Bei Neu- oder Umbauten empfiehlt sich von Anfang an der Einbau von einbruchhemmenden Fenstern, Türen und Rollläden.  Vorhandene Bauelemente lassen sich aber auch nachrüsten. Zum Beispiel abschließbare Fenstergriffe, Pilzkopfzapfenbeschlägen oder Aufschraubsicherungen bei Fenstern sowie Zusatzschlösser, Sperrbügel oder Schutzbeschläge bei Türen.

Solche mechanischen Sicherheitsmaßnahmen halten keine Einbrecher ab, aber sie erschweren deren „Arbeit“. Genannte Sicherheitsvorkehrungen halten über längere Zeit Hebel- und Druckeinwirkungen stand, so dass Täter hier länger Zeit benötigen, in der sie aber entdeckt werden könnten.

Eine wirkungsvolle Ergänzung zu mechanischen Sicherungen stellen daher Alarmanlagen dar. Zwar verhindern auch diese keine Einbrüche, doch ist das Risiko für Einbrecher, entdeckt zu werden, ungleich höher. Ton- und Lichtsignale, ausgelöst durch Lichtschranken oder Bewegungsmelder, wirken hier abschreckend. Auch die Weiterleitung des Alarms an ein Sicherheitsunternehmen ist möglich.

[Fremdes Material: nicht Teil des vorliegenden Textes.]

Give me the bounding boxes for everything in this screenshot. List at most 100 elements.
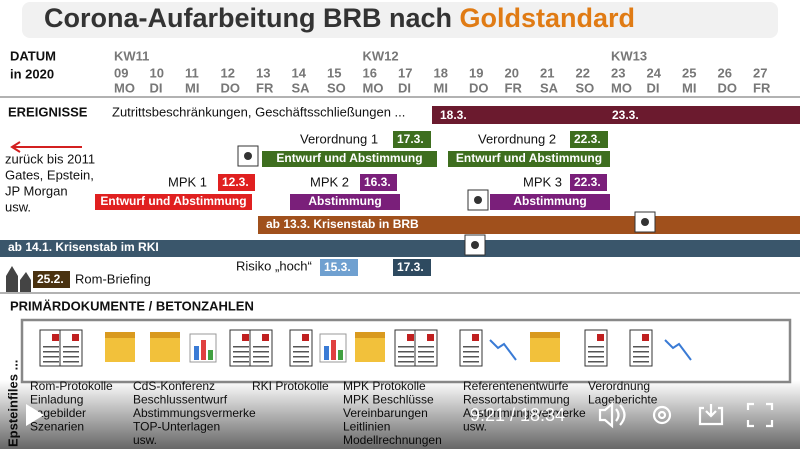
document-icon-line [398, 351, 414, 353]
bar-text: ab 13.3. Krisenstab in BRB [266, 217, 419, 231]
box-date: 17.3. [397, 132, 424, 146]
box-date: 16.3. [364, 175, 391, 189]
document-icon-line [43, 351, 59, 353]
folder-tab [530, 332, 560, 338]
day-date: 16 [363, 65, 377, 80]
day-date: 18 [434, 65, 448, 80]
document-icon-line [588, 351, 604, 353]
day-weekday: SA [292, 80, 311, 95]
document-icon-line [398, 356, 414, 358]
document-icon-line [398, 346, 414, 348]
day-weekday: FR [505, 80, 523, 95]
document-icon-line [43, 346, 59, 348]
note-line: usw. [5, 199, 31, 214]
document-icon-line [253, 361, 269, 363]
date-box [360, 174, 397, 191]
date-box [393, 131, 431, 148]
event-bar [95, 194, 252, 210]
document-icon-line [43, 356, 59, 358]
document-icon-line [418, 356, 434, 358]
bar-text: Abstimmung [308, 194, 381, 208]
document-icon-line [43, 361, 59, 363]
date-box [393, 259, 431, 276]
day-date: 09 [114, 65, 128, 80]
settings-button[interactable] [652, 405, 672, 425]
event-bar [262, 151, 437, 167]
chart-icon-bar [324, 346, 329, 360]
day-date: 11 [185, 65, 199, 80]
box-date: 17.3. [397, 260, 424, 274]
document-icon-line [463, 356, 479, 358]
player-controls [598, 401, 774, 429]
document-icon-line [463, 351, 479, 353]
event-label: Verordnung 1 [300, 131, 378, 146]
folder-tab [150, 332, 180, 338]
day-date: 21 [540, 65, 554, 80]
bar-text: Entwurf und Abstimmung [276, 151, 422, 165]
event-bar [490, 194, 610, 210]
playback-time: 9:21 / 18:34 [470, 405, 565, 425]
document-icon-line [253, 351, 269, 353]
document-icon-line [588, 356, 604, 358]
icon [244, 152, 252, 160]
date-box [570, 131, 608, 148]
document-icon-line [233, 361, 249, 363]
day-weekday: MI [434, 80, 448, 95]
day-date: 25 [682, 65, 696, 80]
document-icon-line [293, 356, 309, 358]
day-weekday: DO [718, 80, 738, 95]
volume-button[interactable] [598, 401, 626, 429]
document-icon-mark [242, 334, 249, 341]
document-icon-line [233, 356, 249, 358]
day-weekday: DI [647, 80, 660, 95]
document-icon-line [633, 361, 649, 363]
document-icon-line [418, 346, 434, 348]
bar-text: Abstimmung [513, 194, 586, 208]
day-weekday: SA [540, 80, 559, 95]
document-icon-mark [642, 334, 649, 341]
icon [474, 196, 482, 204]
chart-icon-bar [194, 346, 199, 360]
document-icon-mark [472, 334, 479, 341]
trend-icon [664, 339, 692, 361]
crisis-bar [258, 216, 800, 234]
day-date: 26 [718, 65, 732, 80]
day-weekday: FR [753, 80, 771, 95]
day-date: 23 [611, 65, 625, 80]
bar-text: ab 14.1. Krisenstab im RKI [8, 240, 159, 254]
box-date: 12.3. [222, 175, 249, 189]
document-icon-mark [427, 334, 434, 341]
day-weekday: DI [150, 80, 163, 95]
date-box [570, 174, 607, 191]
box-date: 22.3. [574, 132, 601, 146]
fullscreen-button[interactable] [746, 402, 774, 428]
day-date: 17 [398, 65, 412, 80]
event-label: MPK 2 [310, 174, 349, 189]
document-icon-line [463, 361, 479, 363]
day-weekday: FR [256, 80, 274, 95]
day-weekday: SO [576, 80, 595, 95]
document-icon-mark [262, 334, 269, 341]
date-box [218, 174, 255, 191]
date-label: in 2020 [10, 66, 54, 81]
event-text: Zutrittsbeschränkungen, Geschäftsschließ… [112, 104, 405, 119]
document-icon-line [63, 346, 79, 348]
day-weekday: MI [682, 80, 696, 95]
document-icon-line [633, 351, 649, 353]
event-label: MPK 1 [168, 174, 207, 189]
document-icon-line [63, 361, 79, 363]
miniplayer-button[interactable] [698, 404, 724, 426]
week-label: KW11 [114, 48, 149, 63]
settings-center [657, 410, 667, 420]
day-weekday: MO [363, 80, 384, 95]
document-icon-line [633, 346, 649, 348]
icon [471, 241, 479, 249]
event-label: MPK 3 [523, 174, 562, 189]
document-icon-line [418, 351, 434, 353]
document-icon-mark [407, 334, 414, 341]
trend-icon [489, 339, 517, 361]
document-icon-line [293, 346, 309, 348]
box-date: 22.3. [574, 175, 601, 189]
day-date: 19 [469, 65, 483, 80]
play-button[interactable] [26, 404, 44, 426]
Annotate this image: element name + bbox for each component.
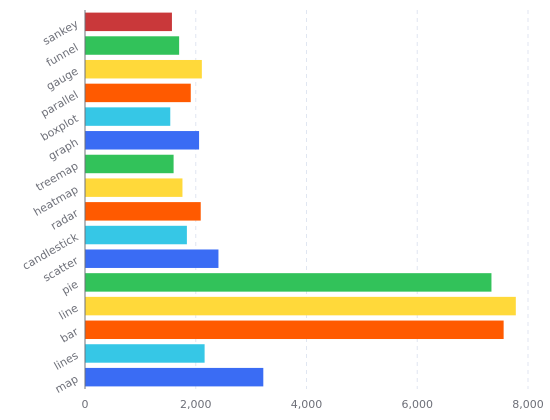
bar-gauge (85, 59, 202, 79)
bars (85, 12, 516, 387)
category-label: radar (48, 206, 80, 232)
category-label: lines (52, 349, 81, 373)
x-tick-label: 6,000 (402, 398, 434, 411)
x-axis: 0 2,000 4,000 6,000 8,000 (82, 398, 544, 411)
bar-funnel (85, 36, 180, 55)
bar-treemap (85, 154, 174, 174)
y-axis: maplinesbarlinepiescattercandlestickrada… (20, 10, 86, 396)
bar-map (85, 367, 264, 387)
x-tick-label: 2,000 (180, 398, 212, 411)
bar-scatter (85, 249, 219, 268)
x-tick-label: 0 (82, 398, 89, 411)
category-label: line (57, 301, 81, 322)
bar-heatmap (85, 178, 183, 197)
bar-parallel (85, 83, 191, 103)
bar-lines (85, 344, 205, 363)
bar-line (85, 296, 516, 316)
category-label: map (53, 372, 81, 395)
bar-pie (85, 273, 492, 292)
bar-candlestick (85, 225, 187, 245)
category-label: pie (59, 278, 80, 298)
bar-radar (85, 202, 201, 221)
bar-sankey (85, 12, 172, 32)
category-label: bar (58, 325, 81, 346)
bar-graph (85, 131, 200, 150)
x-tick-label: 8,000 (512, 398, 544, 411)
bar-bar (85, 320, 504, 340)
x-tick-label: 4,000 (291, 398, 323, 411)
bar-boxplot (85, 107, 171, 126)
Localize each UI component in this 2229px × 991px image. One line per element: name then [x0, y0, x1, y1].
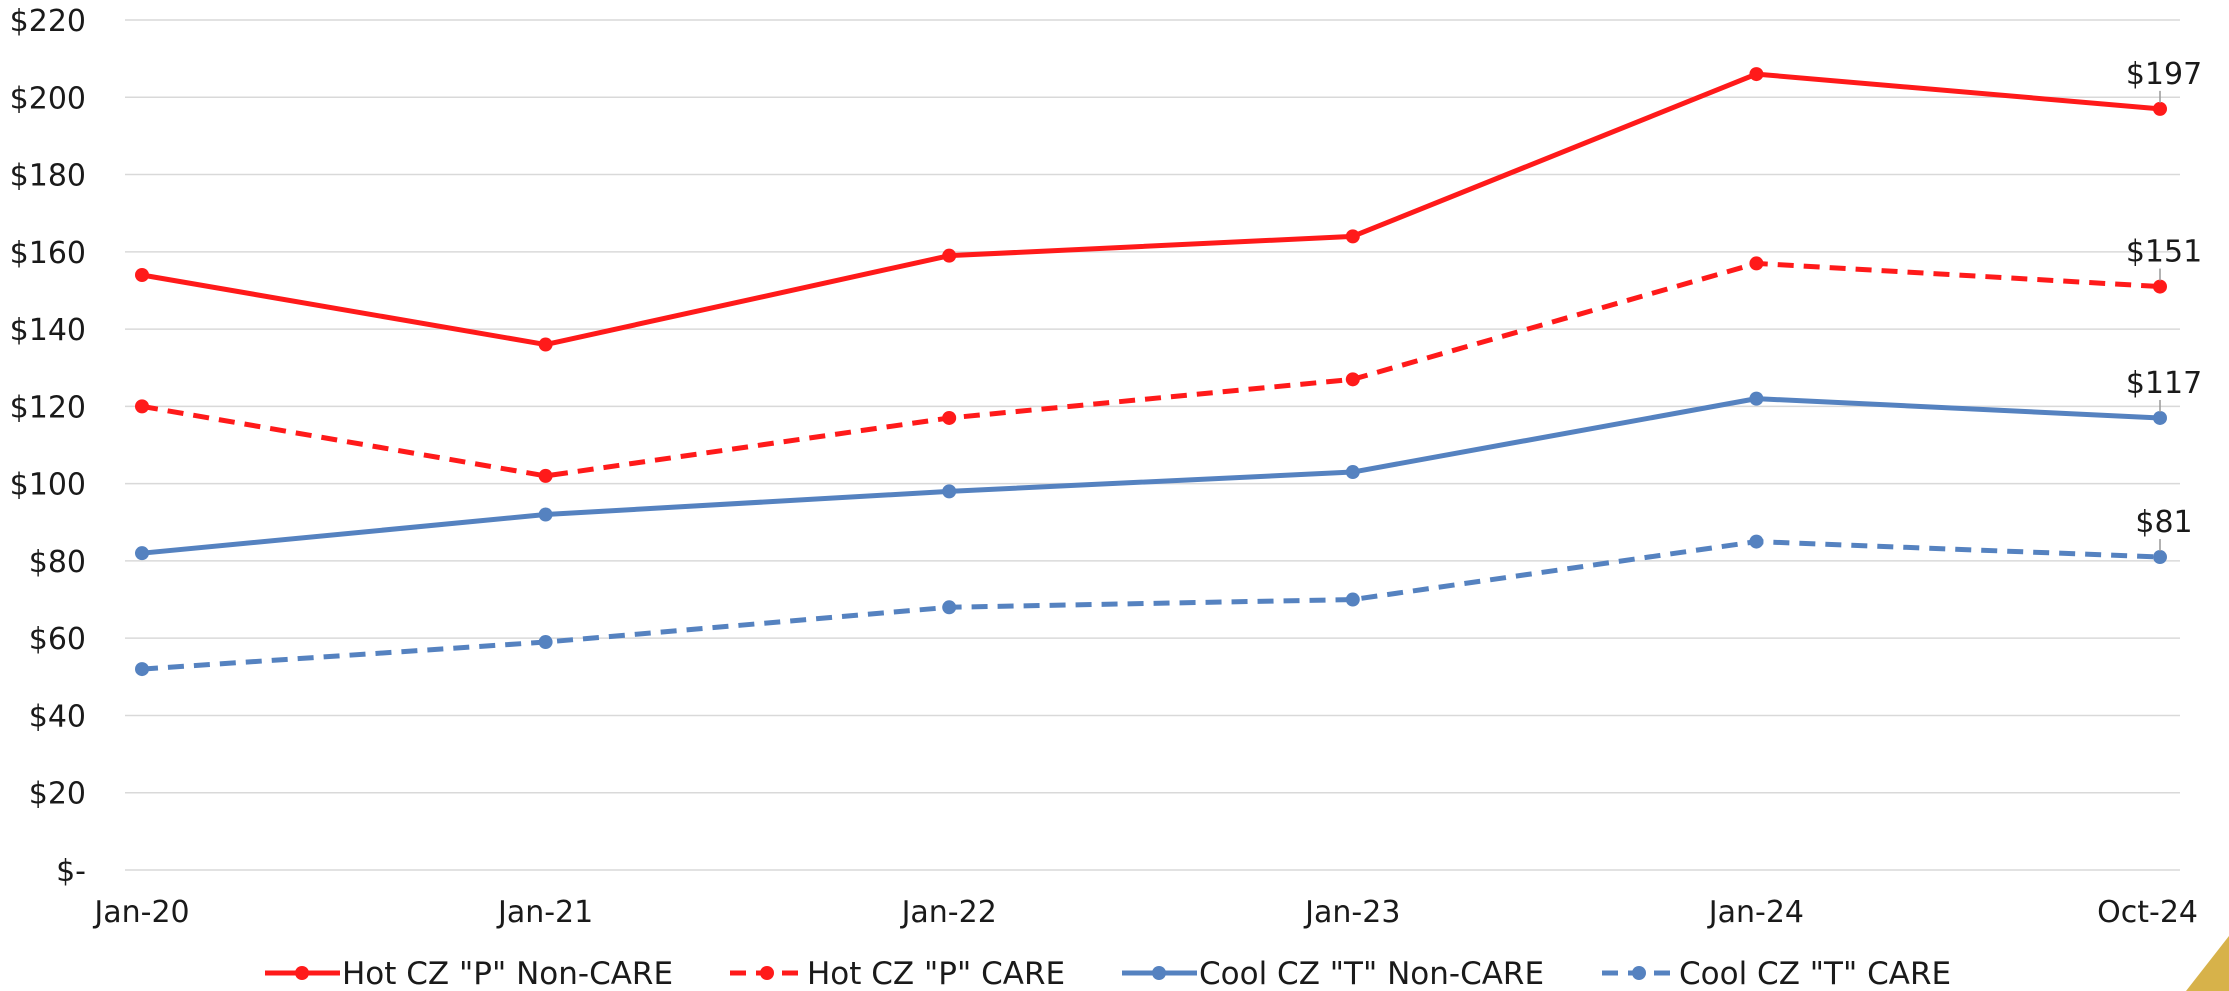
corner-decoration — [2186, 936, 2229, 991]
legend-swatch-marker — [1632, 966, 1646, 980]
x-tick-label: Jan-24 — [1707, 895, 1804, 930]
y-tick-label: $40 — [29, 699, 86, 734]
legend: Hot CZ "P" Non-CARE Hot CZ "P" CARE Cool C… — [265, 956, 1951, 991]
legend-swatch-marker — [295, 966, 309, 980]
data-point — [942, 410, 957, 425]
data-point — [135, 662, 149, 677]
data-point — [538, 337, 553, 352]
data-point — [538, 468, 553, 483]
x-tick-label: Jan-20 — [92, 895, 189, 930]
y-tick-label: $80 — [29, 545, 86, 580]
y-tick-label: $120 — [10, 390, 86, 425]
series-line — [141, 71, 2161, 348]
data-label: $197 — [2126, 57, 2202, 92]
data-point — [2153, 550, 2167, 565]
y-tick-label: $100 — [10, 468, 86, 503]
data-point — [942, 248, 957, 263]
y-tick-label: $220 — [10, 4, 86, 39]
legend-label: Hot CZ "P" Non-CARE — [342, 956, 673, 991]
data-label: $81 — [2135, 505, 2192, 540]
series-lines — [135, 67, 2167, 677]
data-point — [1749, 67, 1764, 82]
legend-label: Hot CZ "P" CARE — [807, 956, 1065, 991]
data-point — [538, 507, 553, 522]
data-point — [2153, 101, 2167, 116]
data-point — [135, 268, 149, 282]
data-point — [1345, 229, 1360, 244]
y-tick-label: $140 — [10, 313, 86, 348]
x-tick-label: Jan-21 — [496, 895, 593, 930]
data-point — [942, 484, 957, 499]
x-tick-label: Oct-24 — [2097, 895, 2198, 930]
data-label: $151 — [2126, 235, 2202, 270]
data-point — [135, 399, 149, 414]
series-line — [141, 260, 2161, 479]
data-point — [2153, 279, 2167, 294]
x-tick-label: Jan-23 — [1303, 895, 1400, 930]
data-point — [1749, 534, 1764, 549]
legend-swatch-marker — [1152, 966, 1166, 980]
y-axis-ticks: $- $20 $40 $60 $80 $100 $120 $140 $160 $180 $200 $2… — [10, 4, 86, 889]
data-point — [538, 635, 553, 650]
gridlines — [125, 19, 2180, 871]
data-point — [942, 600, 957, 615]
end-data-labels: $197 $151 $117 $81 — [2126, 57, 2202, 552]
x-tick-label: Jan-22 — [900, 895, 997, 930]
data-point — [1345, 372, 1360, 387]
legend-label: Cool CZ "T" CARE — [1679, 956, 1951, 991]
data-point — [1749, 391, 1764, 406]
data-point — [1345, 465, 1360, 480]
data-point — [2153, 410, 2167, 425]
y-tick-label: $60 — [29, 622, 86, 657]
legend-label: Cool CZ "T" Non-CARE — [1199, 956, 1544, 991]
legend-swatch-marker — [760, 966, 774, 980]
data-point — [1345, 592, 1360, 607]
y-tick-label: $180 — [10, 159, 86, 194]
y-tick-label: $- — [56, 854, 86, 889]
y-tick-label: $200 — [10, 81, 86, 116]
data-point — [1749, 256, 1764, 271]
y-tick-label: $20 — [29, 777, 86, 812]
y-tick-label: $160 — [10, 236, 86, 271]
data-label: $117 — [2126, 366, 2202, 401]
data-point — [135, 546, 149, 561]
x-axis-ticks: Jan-20 Jan-21 Jan-22 Jan-23 Jan-24 Oct-24 — [92, 895, 2198, 930]
series-line — [141, 396, 2161, 556]
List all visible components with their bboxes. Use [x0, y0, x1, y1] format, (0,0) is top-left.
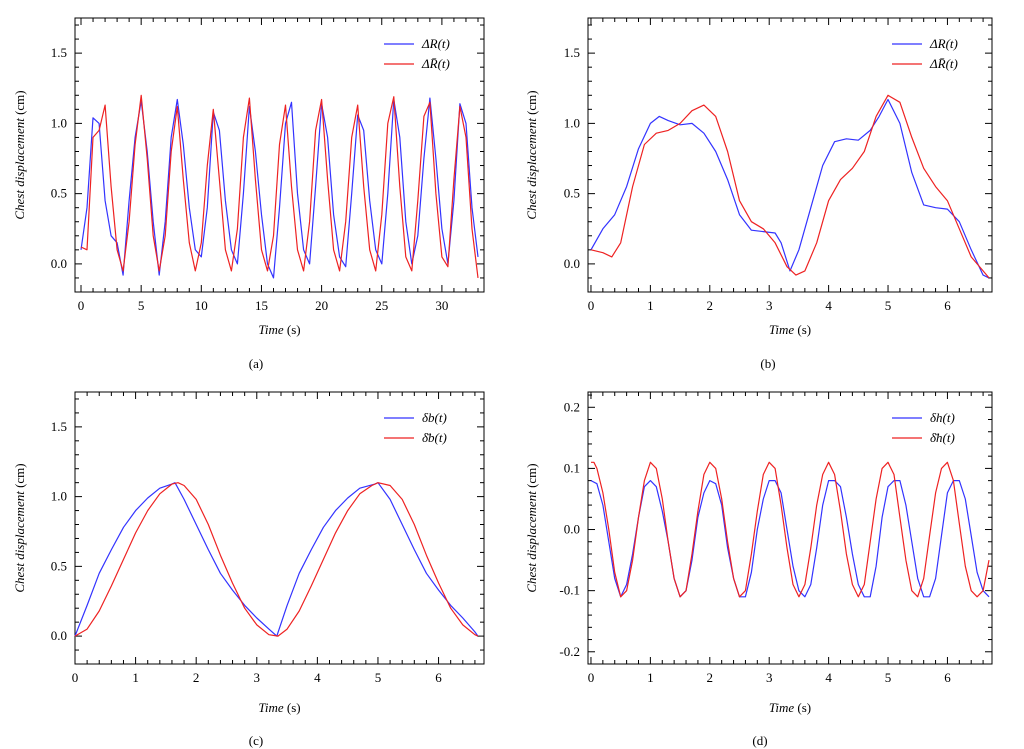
plot-frame	[587, 391, 993, 665]
legend-label: δ̄h(t)	[930, 430, 955, 445]
y-tick-label: 0.0	[51, 256, 67, 271]
plot-frame	[74, 17, 485, 293]
x-axis-title: Time (s)	[769, 322, 811, 337]
legend-label: ΔR̄(t)	[929, 56, 958, 71]
x-tick-label: 4	[825, 670, 832, 685]
series-line	[74, 482, 479, 637]
y-tick-label: 1.0	[564, 115, 580, 130]
legend-label: δ̄b(t)	[422, 430, 447, 445]
x-axis-title: Time (s)	[769, 700, 811, 715]
legend-label: ΔR(t)	[929, 36, 958, 51]
x-tick-label: 0	[588, 670, 595, 685]
plot-frame	[587, 17, 993, 293]
x-tick-label: 6	[944, 298, 951, 313]
panel-caption: (a)	[249, 356, 263, 371]
y-axis-title: Chest displacement (cm)	[524, 90, 539, 219]
y-tick-label: 1.5	[51, 419, 67, 434]
x-tick-label: 6	[944, 670, 951, 685]
y-tick-label: 1.5	[51, 45, 67, 60]
series-line	[80, 94, 479, 278]
chart-panel: 0 1 2 3 4 5 6 0.0 0.5 1.0 1.5 δb(t) δ̄b(t) Time (s) Ch…	[12, 391, 485, 748]
x-tick-label: 2	[707, 298, 714, 313]
chart-panel: 0 5 10 15 20 25 30 0.0 0.5 1.0 1.5 ΔR(t) ΔR̄(t) Time …	[12, 17, 485, 371]
x-tick-label: 1	[647, 670, 654, 685]
y-tick-label: 0.5	[51, 186, 67, 201]
y-tick-label: 0.1	[564, 460, 580, 475]
x-tick-label: 4	[314, 670, 321, 685]
x-tick-label: 20	[315, 298, 328, 313]
x-tick-label: 10	[195, 298, 208, 313]
panel-caption: (b)	[760, 356, 775, 371]
x-tick-label: 6	[435, 670, 442, 685]
y-tick-label: 0.0	[51, 628, 67, 643]
series-line	[590, 94, 990, 279]
chart-panel: 0 1 2 3 4 5 6 0.0 0.5 1.0 1.5 ΔR(t) ΔR̄(t) Time (s) Ch…	[524, 17, 993, 371]
x-tick-label: 0	[72, 670, 79, 685]
series-line	[590, 480, 990, 598]
y-tick-label: 0.2	[564, 399, 580, 414]
x-tick-label: 2	[707, 670, 714, 685]
x-tick-label: 5	[885, 670, 892, 685]
x-tick-label: 30	[435, 298, 448, 313]
chart-panel: 0 1 2 3 4 5 6 -0.2 -0.1 0.0 0.1 0.2 δh(t) δ̄h(t) Time …	[524, 391, 993, 748]
y-tick-label: 0.5	[51, 558, 67, 573]
x-tick-label: 3	[254, 670, 261, 685]
x-tick-label: 4	[825, 298, 832, 313]
x-tick-label: 3	[766, 298, 773, 313]
legend-label: ΔR̄(t)	[421, 56, 450, 71]
panel-caption: (d)	[752, 733, 767, 748]
x-tick-label: 5	[885, 298, 892, 313]
x-tick-label: 25	[375, 298, 388, 313]
series-line	[74, 482, 479, 637]
x-axis-title: Time (s)	[258, 700, 300, 715]
x-tick-label: 5	[375, 670, 382, 685]
y-tick-label: -0.2	[559, 644, 580, 659]
x-tick-label: 1	[647, 298, 654, 313]
y-tick-label: 1.5	[564, 45, 580, 60]
x-tick-label: 3	[766, 670, 773, 685]
legend-label: δh(t)	[930, 410, 955, 425]
x-tick-label: 0	[588, 298, 595, 313]
panel-caption: (c)	[249, 733, 263, 748]
y-tick-label: -0.1	[559, 583, 580, 598]
x-tick-label: 15	[255, 298, 268, 313]
y-tick-label: 1.0	[51, 115, 67, 130]
y-tick-label: 1.0	[51, 489, 67, 504]
plot-frame	[74, 391, 485, 665]
y-tick-label: 0.0	[564, 256, 580, 271]
series-line	[590, 98, 990, 279]
x-tick-label: 2	[193, 670, 200, 685]
y-axis-title: Chest displacement (cm)	[524, 463, 539, 592]
x-tick-label: 0	[78, 298, 85, 313]
x-tick-label: 5	[138, 298, 145, 313]
series-line	[591, 461, 990, 598]
legend-label: δb(t)	[422, 410, 447, 425]
y-axis-title: Chest displacement (cm)	[12, 90, 27, 219]
y-tick-label: 0.0	[564, 522, 580, 537]
legend-label: ΔR(t)	[421, 36, 450, 51]
y-axis-title: Chest displacement (cm)	[12, 463, 27, 592]
y-tick-label: 0.5	[564, 186, 580, 201]
x-axis-title: Time (s)	[258, 322, 300, 337]
x-tick-label: 1	[132, 670, 139, 685]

Ein Konzept aus mechanischen und elektronischen Komponenten gewährt einen kompetenten Einbruchschutz. Wer daran interessiert ist, den Einbruchschutz seines Hauses oder seiner Wohnung nachzurüsten, kann sogar Förderung beantragen.

Für die Überwachung von Grundstücken und Einfamilienhäusern werden immer öfter Kameras eingesetzt. Im Außenbereich installierte Kameras können Einbrecher abhalten oder Vandalismus verhindern.

Allerdings darf die Kamera nur das eigene Grundstück, nicht aber öffentliche Wege oder gar Nachbargrundstücke abdecken. Dies würde gegen die Persönlichkeitsrechte eines Jeden verstoßen, denn jeder Mensch hat das Recht auf informationelle Selbstbestimmung. Daher ist es zum Beispiel in Mehrfamilienhäusern nur unter konkret schwerwiegenden Anlässen möglich, Kameras zur Überwachung zu nutzen.

Im Innenbereich können Kameras ebenfalls zum Einbruchschutz genutzt werden, allerdings ist ein etwaiger Einbrecher dann schon im Haus, wenn die Kamera durch Bewegungsmelder auslöst.

Videoüberwachung wird im Privatbereich eher eingesetzt, um Räume zu überwachen. Im Kinderzimmer kann sie als Babyphone genutzt werden, um zum Beispiel den Schlaf von Babys und Kindern zu überwachen. Auch zu pflegende Personen können so im Auge behalten werden, allerdings bedarf es hier ebenso deren Zustimmung, wie bei zu überwachendem Haushaltspersonal.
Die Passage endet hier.